The provision concerning lesser of evils will be dropped

8. superior orders

(contains proposals from spring submitted by Japan, a text from the

siracus draft statute and a text from the statute of the ICTY)

New proposals were submitted by Canada (33/18) and France (art. 85)

The text from the siracusa draft statute and the text from the statute

of the ICTY will be dropped. The canadian proposal replaces the proposal

submitted by Japan during the spring session, whereas Japan agreed upon

that. The french proposal will be inserted as an alternative text vis a

vis the canadian proposal.

9. Possible defences under public international law

(contains a list elaborated by the so called "Hafner Gruppe" during the

ad hoc committee 1995 and a text from the siracusa draft statute)

The heading will be revised as possible defences refering too war crimes

and grave breaches of the geneva conventions. The heading includes the

subheadings of military necessity and reprisals

The text from the siracusa draft statute will be dropped. In the note

only the reference to the savings clause will be retained.

In this regard the view was expressed by France, wether there is a need

for this provision, because the UN Charter fully applies.

10. Exhaustive or enumarative list of defences

(It contains a proposal from spring submitted by the Netherlands and a

text from the siracusa draft statute)

New proposals were made by Canada and the United States (working paper

5)

The proposal from the spring session submitted by the Netherlands was

withdrawn by its representative. Paragraph 1 from the siracusa draft

statute will be retained whereas paragraph 2 will be deleted. The

proposal submitted by the United States will be inserted under this

point. Two notes from the canadian proposal will be included in the

already existend note.

II. Section B

1. Pressumption of innocence (art. 40 LC draft statute)

New proposals were submitted by France (art 51 (1) (a)) and Japan

(tentative draft on general principles, (I) (2))

The pressumtion of innocence will be transfered from the procedural into

the part concerning the general principles. On the suggestion of Japan a

footnote will be added, in which it is expressed that the pressumtion of

innocence is also a procedural matter.

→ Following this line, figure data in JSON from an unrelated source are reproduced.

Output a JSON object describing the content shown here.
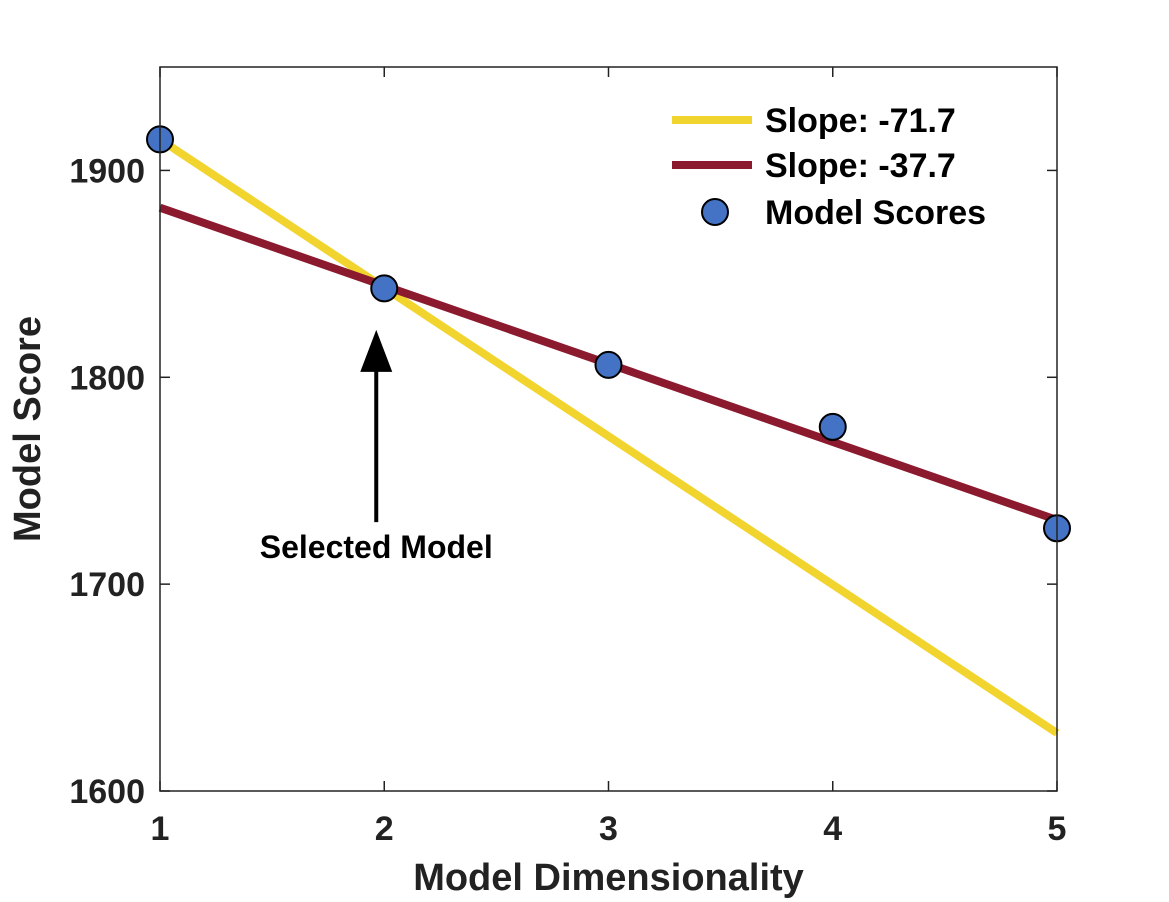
{
  "chart_data": {
    "type": "line",
    "xlabel": "Model Dimensionality",
    "ylabel": "Model Score",
    "xlim": [
      1,
      5
    ],
    "ylim": [
      1600,
      1950
    ],
    "xticks": [
      1,
      2,
      3,
      4,
      5
    ],
    "yticks": [
      1600,
      1700,
      1800,
      1900
    ],
    "grid": false,
    "legend_position": "top-right",
    "series": [
      {
        "name": "Slope: -71.7",
        "kind": "line",
        "color": "#F2D42F",
        "x": [
          1,
          5
        ],
        "y": [
          1915,
          1628
        ]
      },
      {
        "name": "Slope: -37.7",
        "kind": "line",
        "color": "#8C1A2E",
        "x": [
          1,
          5
        ],
        "y": [
          1882,
          1731
        ]
      },
      {
        "name": "Model Scores",
        "kind": "scatter",
        "color": "#4472C4",
        "x": [
          1,
          2,
          3,
          4,
          5
        ],
        "y": [
          1915,
          1843,
          1806,
          1776,
          1727
        ]
      }
    ],
    "annotations": [
      {
        "text": "Selected Model",
        "arrow_to": {
          "x": 2,
          "y": 1820
        },
        "arrow_from": {
          "x": 2,
          "y": 1730
        }
      }
    ]
  }
}
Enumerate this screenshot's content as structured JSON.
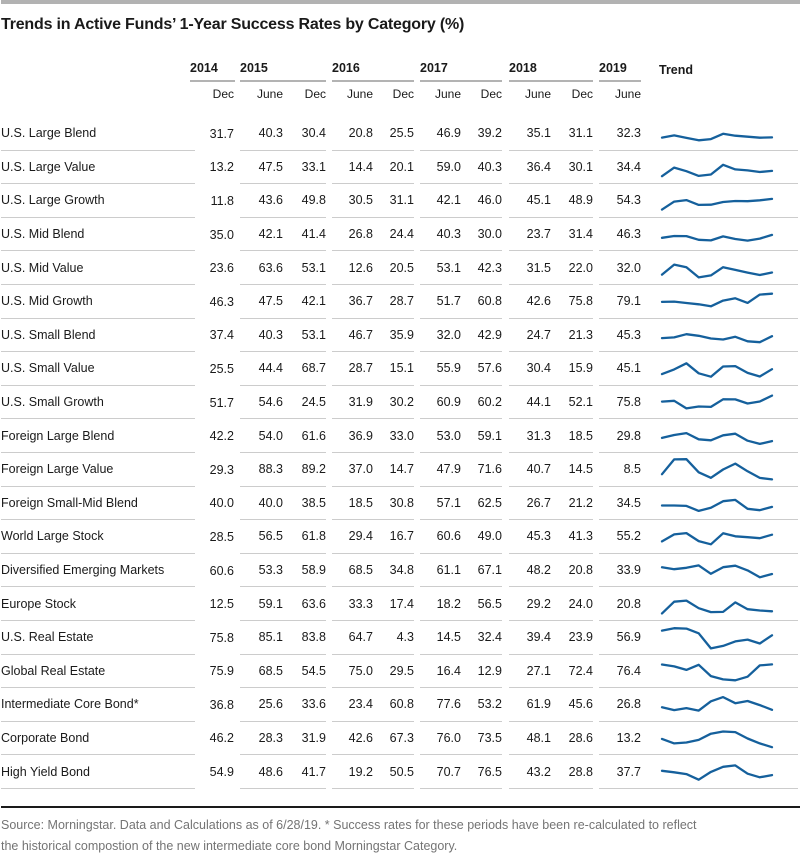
{
  "title": "Trends in Active Funds’ 1-Year Success Rates by Category (%)",
  "header": {
    "year_groups": [
      {
        "label": "2014",
        "months": [
          "Dec"
        ]
      },
      {
        "label": "2015",
        "months": [
          "June",
          "Dec"
        ]
      },
      {
        "label": "2016",
        "months": [
          "June",
          "Dec"
        ]
      },
      {
        "label": "2017",
        "months": [
          "June",
          "Dec"
        ]
      },
      {
        "label": "2018",
        "months": [
          "June",
          "Dec"
        ]
      },
      {
        "label": "2019",
        "months": [
          "June"
        ]
      }
    ],
    "trend_label": "Trend"
  },
  "chart_data": {
    "type": "table",
    "title": "Trends in Active Funds’ 1-Year Success Rates by Category (%)",
    "columns": [
      "2014 Dec",
      "2015 June",
      "2015 Dec",
      "2016 June",
      "2016 Dec",
      "2017 June",
      "2017 Dec",
      "2018 June",
      "2018 Dec",
      "2019 June"
    ],
    "rows": [
      {
        "category": "U.S. Large Blend",
        "values": [
          "31.7",
          "40.3",
          "30.4",
          "20.8",
          "25.5",
          "46.9",
          "39.2",
          "35.1",
          "31.1",
          "32.3"
        ]
      },
      {
        "category": "U.S. Large Value",
        "values": [
          "13.2",
          "47.5",
          "33.1",
          "14.4",
          "20.1",
          "59.0",
          "40.3",
          "36.4",
          "30.1",
          "34.4"
        ]
      },
      {
        "category": "U.S. Large Growth",
        "values": [
          "11.8",
          "43.6",
          "49.8",
          "30.5",
          "31.1",
          "42.1",
          "46.0",
          "45.1",
          "48.9",
          "54.3"
        ]
      },
      {
        "category": "U.S. Mid Blend",
        "values": [
          "35.0",
          "42.1",
          "41.4",
          "26.8",
          "24.4",
          "40.3",
          "30.0",
          "23.7",
          "31.4",
          "46.3"
        ]
      },
      {
        "category": "U.S. Mid Value",
        "values": [
          "23.6",
          "63.6",
          "53.1",
          "12.6",
          "20.5",
          "53.1",
          "42.3",
          "31.5",
          "22.0",
          "32.0"
        ]
      },
      {
        "category": "U.S. Mid Growth",
        "values": [
          "46.3",
          "47.5",
          "42.1",
          "36.7",
          "28.7",
          "51.7",
          "60.8",
          "42.6",
          "75.8",
          "79.1"
        ]
      },
      {
        "category": "U.S. Small Blend",
        "values": [
          "37.4",
          "40.3",
          "53.1",
          "46.7",
          "35.9",
          "32.0",
          "42.9",
          "24.7",
          "21.3",
          "45.3"
        ]
      },
      {
        "category": "U.S. Small Value",
        "values": [
          "25.5",
          "44.4",
          "68.7",
          "28.7",
          "15.1",
          "55.9",
          "57.6",
          "30.4",
          "15.9",
          "45.1"
        ]
      },
      {
        "category": "U.S. Small Growth",
        "values": [
          "51.7",
          "54.6",
          "24.5",
          "31.9",
          "30.2",
          "60.9",
          "60.2",
          "44.1",
          "52.1",
          "75.8"
        ]
      },
      {
        "category": "Foreign Large Blend",
        "values": [
          "42.2",
          "54.0",
          "61.6",
          "36.9",
          "33.0",
          "53.0",
          "59.1",
          "31.3",
          "18.5",
          "29.8"
        ]
      },
      {
        "category": "Foreign Large Value",
        "values": [
          "29.3",
          "88.3",
          "89.2",
          "37.0",
          "14.7",
          "47.9",
          "71.6",
          "40.7",
          "14.5",
          "8.5"
        ]
      },
      {
        "category": "Foreign Small-Mid Blend",
        "values": [
          "40.0",
          "40.0",
          "38.5",
          "18.5",
          "30.8",
          "57.1",
          "62.5",
          "26.7",
          "21.2",
          "34.5"
        ]
      },
      {
        "category": "World Large Stock",
        "values": [
          "28.5",
          "56.5",
          "61.8",
          "29.4",
          "16.7",
          "60.6",
          "49.0",
          "45.3",
          "41.3",
          "55.2"
        ]
      },
      {
        "category": "Diversified Emerging Markets",
        "values": [
          "60.6",
          "53.3",
          "58.9",
          "68.5",
          "34.8",
          "61.1",
          "67.1",
          "48.2",
          "20.8",
          "33.9"
        ]
      },
      {
        "category": "Europe Stock",
        "values": [
          "12.5",
          "59.1",
          "63.6",
          "33.3",
          "17.4",
          "18.2",
          "56.5",
          "29.2",
          "24.0",
          "20.8"
        ]
      },
      {
        "category": "U.S. Real Estate",
        "values": [
          "75.8",
          "85.1",
          "83.8",
          "64.7",
          "4.3",
          "14.5",
          "32.4",
          "39.4",
          "23.9",
          "56.9"
        ]
      },
      {
        "category": "Global Real Estate",
        "values": [
          "75.9",
          "68.5",
          "54.5",
          "75.0",
          "29.5",
          "16.4",
          "12.9",
          "27.1",
          "72.4",
          "76.4"
        ]
      },
      {
        "category": "Intermediate Core Bond*",
        "values": [
          "36.8",
          "25.6",
          "33.6",
          "23.4",
          "60.8",
          "77.6",
          "53.2",
          "61.9",
          "45.6",
          "26.8"
        ]
      },
      {
        "category": "Corporate Bond",
        "values": [
          "46.2",
          "28.3",
          "31.9",
          "42.6",
          "67.3",
          "76.0",
          "73.5",
          "48.1",
          "28.6",
          "13.2"
        ]
      },
      {
        "category": "High Yield Bond",
        "values": [
          "54.9",
          "48.6",
          "41.7",
          "19.2",
          "50.5",
          "70.7",
          "76.5",
          "43.2",
          "28.8",
          "37.7"
        ]
      }
    ],
    "sparkline": {
      "type": "line",
      "y_range": [
        0,
        100
      ],
      "color": "#15609c"
    }
  },
  "footer": {
    "line1": "Source: Morningstar. Data and Calculations as of 6/28/19. * Success rates for these periods have been re-calculated to reflect",
    "line2": "the historical compostion of the new intermediate core bond Morningstar Category."
  },
  "colors": {
    "accent_blue": "#15609c",
    "rule_dark": "#1a1a1a",
    "separator": "#cccccc",
    "year_underline": "#b3b3b3",
    "top_bar": "#b2b2b2",
    "footer_text": "#747474"
  }
}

The question was left where in

the part of the general principles the pressumption of innocence should

be placed. An amendment was suggested by Norway that: "an accused should

be pressumed innocent until he or she is convicted in accordance with

the law.

2. non bis in idem

A new proposal was submitted by France (art. 151)

The french proposal will be inserted. Furthermore on the suggestion of

the United States a footnote will be embodied, which epresses that the

principle of non bis in idem is closely linked with the principle of

complementarity and with the issue of the rights of the accused.

3. To what extend should the court empowered to elaborate the rules of

procedure ans evindence

A new proposal was submitted by Singapure (working paper 2)

The proposal and the explanatory note submitted by Singapure will be

reproduced. The rest of the text remains unchanged.